I've read the bug page which is interesting but while the drive is multiboot it only boots it is a LINUX system only and was created as a LINUX system. The standard choices of LINUX, floppy, and Failsafe are the only boot choices. The bug page says: "The problem occurs if 1.the BIOS and Linux "see" different disk geometries AND 2.the Windows partition is larger than about 8 GB (more precisely: if the first hard disk partition ends on cylinder 1024 or beyond this point). [The first partition is the /boot filesystem and is 250 MB. When the system is booted, Windows may use the values in the partition table, which causes a failure.
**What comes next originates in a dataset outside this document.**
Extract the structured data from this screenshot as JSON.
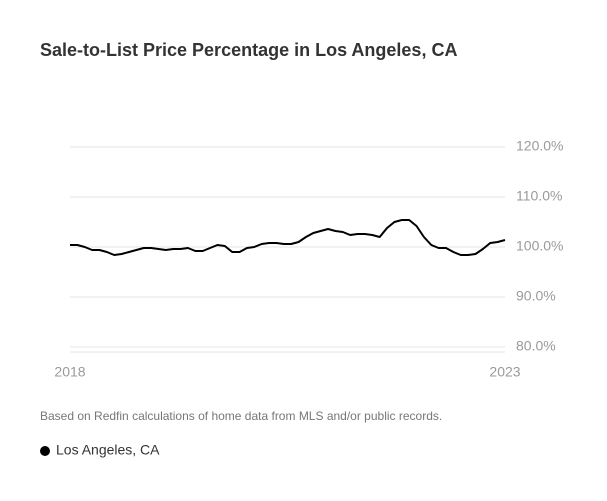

Currently, this problem also occurs on other Linux distributions using kernel 2.6." Still my system meets the first criteria, seeing different geometries. I did set the disk BIOS to LBA and still received the error. This disk is a near to production setup and I'm rightly concerned not to trash it by making partition table changes. Further, I have been using Partition Commander(PC) to copy as checkpoints during this process. Each drive image takes 5 hours, slowing the integration process. PC appears to me to be a mostly Windows oriented product. That may imply when partition copies are made they follow some yet undiscovered aspect of Windows partitioning practices. Wait. Since my last check point has the same problem and the current drive is working just fine, I could use that last check point to test this parted fix. Bad parted, bad!
[ prior discussions omitted ]
Be sure also to read this page:
http://portal.suse.com/sdb/en/2004/05/fhassel_windows_not_booting91.html
Basically, there is a bug in the GNU parted that comes with SuSE 9.1 that may cause problems if you are doing multi-boot on the same disk with SuSE and Windows.